BANGKOK: Thailand’s parliament elected Anutin Charnvirakul as the country’s new prime minister on Friday (Sep 5).
He secured a majority of 311 votes, beating Pheu Thai party’s Chaikasem Nitisiri in the first prime minister face-off in parliament since 2019. Chaikasem himself secured 152 votes out of the 490 cast, and there were 27 abstentions.
Anutin was already in pole position ahead of Friday’s vote, declaring that he had secured 146 votes from his own Bhumjaithai party and its allies, while the largest parliamentary bloc, the People’s Party, said its 143 lawmakers would also support him on the condition that parliament is dissolved for fresh polls within four months.
“It’s normal to feel excited,” Anutin told a scrum of reporters as he arrived for the vote.
Heir to a construction engineering fortune, the 58-year-old has previously served as deputy prime minister, interior minister and health minister – but is perhaps most famous for delivering on a promise in 2022 to legalise cannabis.

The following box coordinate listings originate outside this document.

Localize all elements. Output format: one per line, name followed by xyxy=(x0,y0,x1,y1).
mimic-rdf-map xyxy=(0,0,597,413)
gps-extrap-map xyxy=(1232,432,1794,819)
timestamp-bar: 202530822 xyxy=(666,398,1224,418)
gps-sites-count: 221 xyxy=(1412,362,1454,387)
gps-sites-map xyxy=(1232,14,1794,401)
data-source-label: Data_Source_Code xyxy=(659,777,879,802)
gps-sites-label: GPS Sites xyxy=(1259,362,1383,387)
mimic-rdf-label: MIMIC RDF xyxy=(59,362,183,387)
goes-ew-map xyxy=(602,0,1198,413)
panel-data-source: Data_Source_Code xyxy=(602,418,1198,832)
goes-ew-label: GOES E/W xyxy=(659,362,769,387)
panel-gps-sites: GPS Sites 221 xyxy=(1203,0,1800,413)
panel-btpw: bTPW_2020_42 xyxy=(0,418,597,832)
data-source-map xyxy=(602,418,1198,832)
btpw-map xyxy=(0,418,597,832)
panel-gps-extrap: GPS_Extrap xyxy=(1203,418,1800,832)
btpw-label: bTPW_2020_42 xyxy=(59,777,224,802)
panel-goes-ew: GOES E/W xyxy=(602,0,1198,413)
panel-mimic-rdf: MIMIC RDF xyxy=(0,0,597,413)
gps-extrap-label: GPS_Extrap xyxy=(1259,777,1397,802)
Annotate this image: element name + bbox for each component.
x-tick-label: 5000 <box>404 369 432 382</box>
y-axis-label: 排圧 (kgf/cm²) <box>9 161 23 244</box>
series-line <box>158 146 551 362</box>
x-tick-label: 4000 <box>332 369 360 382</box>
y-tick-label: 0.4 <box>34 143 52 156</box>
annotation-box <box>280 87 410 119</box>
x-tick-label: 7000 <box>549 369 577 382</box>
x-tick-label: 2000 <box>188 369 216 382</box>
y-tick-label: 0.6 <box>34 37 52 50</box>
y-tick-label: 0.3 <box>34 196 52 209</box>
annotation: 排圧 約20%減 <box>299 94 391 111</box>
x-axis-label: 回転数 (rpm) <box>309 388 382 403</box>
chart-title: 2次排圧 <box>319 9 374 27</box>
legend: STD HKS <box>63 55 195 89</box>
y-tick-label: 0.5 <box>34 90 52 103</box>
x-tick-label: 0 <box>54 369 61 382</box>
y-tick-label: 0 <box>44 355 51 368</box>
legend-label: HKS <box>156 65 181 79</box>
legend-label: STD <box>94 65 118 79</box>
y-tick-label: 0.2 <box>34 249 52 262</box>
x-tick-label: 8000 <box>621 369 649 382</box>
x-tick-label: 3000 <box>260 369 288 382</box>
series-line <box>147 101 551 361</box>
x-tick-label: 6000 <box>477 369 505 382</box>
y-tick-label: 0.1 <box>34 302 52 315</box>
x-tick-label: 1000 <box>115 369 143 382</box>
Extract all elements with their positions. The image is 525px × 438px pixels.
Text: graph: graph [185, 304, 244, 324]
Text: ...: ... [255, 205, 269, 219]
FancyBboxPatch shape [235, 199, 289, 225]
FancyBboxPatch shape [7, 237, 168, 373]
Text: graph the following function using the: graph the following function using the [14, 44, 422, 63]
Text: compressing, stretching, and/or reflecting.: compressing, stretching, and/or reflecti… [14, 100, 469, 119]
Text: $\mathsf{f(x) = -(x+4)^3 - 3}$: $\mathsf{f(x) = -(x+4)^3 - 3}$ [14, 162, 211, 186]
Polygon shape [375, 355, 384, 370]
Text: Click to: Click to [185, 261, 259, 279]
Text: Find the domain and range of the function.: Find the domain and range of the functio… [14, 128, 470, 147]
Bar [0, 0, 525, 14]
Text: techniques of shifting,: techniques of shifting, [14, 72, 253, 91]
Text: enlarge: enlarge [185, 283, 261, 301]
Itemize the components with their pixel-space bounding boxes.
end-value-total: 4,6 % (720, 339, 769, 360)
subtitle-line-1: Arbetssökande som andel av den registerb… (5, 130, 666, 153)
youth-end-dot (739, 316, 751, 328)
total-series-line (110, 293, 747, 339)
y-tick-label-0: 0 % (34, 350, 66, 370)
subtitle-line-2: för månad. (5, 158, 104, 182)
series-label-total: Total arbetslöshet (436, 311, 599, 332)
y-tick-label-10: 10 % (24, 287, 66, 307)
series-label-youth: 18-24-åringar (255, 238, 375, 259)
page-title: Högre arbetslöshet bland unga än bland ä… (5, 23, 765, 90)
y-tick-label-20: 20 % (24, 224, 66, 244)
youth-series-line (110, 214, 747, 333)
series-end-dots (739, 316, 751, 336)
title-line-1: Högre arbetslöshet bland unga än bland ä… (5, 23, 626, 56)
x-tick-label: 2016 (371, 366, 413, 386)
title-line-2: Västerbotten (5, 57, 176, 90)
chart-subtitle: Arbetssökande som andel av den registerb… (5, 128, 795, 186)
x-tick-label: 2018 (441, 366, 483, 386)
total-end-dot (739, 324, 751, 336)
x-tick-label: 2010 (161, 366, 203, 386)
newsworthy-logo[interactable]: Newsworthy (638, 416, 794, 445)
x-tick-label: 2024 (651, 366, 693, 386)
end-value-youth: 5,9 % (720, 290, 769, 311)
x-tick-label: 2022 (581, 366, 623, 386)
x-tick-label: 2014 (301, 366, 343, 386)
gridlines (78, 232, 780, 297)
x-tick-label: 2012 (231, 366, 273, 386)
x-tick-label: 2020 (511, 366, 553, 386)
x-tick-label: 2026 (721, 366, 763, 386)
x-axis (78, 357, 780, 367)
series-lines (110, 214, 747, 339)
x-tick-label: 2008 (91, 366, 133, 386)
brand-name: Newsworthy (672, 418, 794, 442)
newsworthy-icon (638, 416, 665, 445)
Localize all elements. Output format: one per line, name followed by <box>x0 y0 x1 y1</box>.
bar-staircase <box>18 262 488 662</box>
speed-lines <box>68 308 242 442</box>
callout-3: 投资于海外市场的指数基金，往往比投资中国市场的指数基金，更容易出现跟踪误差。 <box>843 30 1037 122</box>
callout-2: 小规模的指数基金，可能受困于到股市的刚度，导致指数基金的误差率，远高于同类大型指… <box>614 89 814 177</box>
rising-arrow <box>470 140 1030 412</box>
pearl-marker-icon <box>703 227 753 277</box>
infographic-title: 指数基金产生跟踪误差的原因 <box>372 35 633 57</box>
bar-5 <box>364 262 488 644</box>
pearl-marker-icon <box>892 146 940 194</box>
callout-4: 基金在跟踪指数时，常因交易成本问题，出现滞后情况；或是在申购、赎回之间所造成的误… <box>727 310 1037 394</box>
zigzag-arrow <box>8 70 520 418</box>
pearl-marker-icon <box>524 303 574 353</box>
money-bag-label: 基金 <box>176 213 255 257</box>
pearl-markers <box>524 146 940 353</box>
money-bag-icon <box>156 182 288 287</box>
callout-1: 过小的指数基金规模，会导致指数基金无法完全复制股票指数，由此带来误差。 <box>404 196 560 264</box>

That policy is now in the process of being more strictly regulated for medical purposes.
Charged with the tourist-dependent kingdom’s COVID-19 response, he accused Westerners of spreading the virus and was forced to apologise after a backlash.
DYNASTY IN FLIGHT
Anutin’s elevation to office is set to be another major blow to the Shinawatra clan, which has been a mainstay of Thai politics for the past two decades.
Their populist movement has long jousted with the pro-military, pro-monarchy establishment – but is being increasingly bedevilled by legal and political setbacks.
Anutin once backed former Prime Minister Paetongtarn Shinawatra’s coalition, but abandoned her this summer in apparent outrage over her conduct during a border row with neighbouring Cambodia.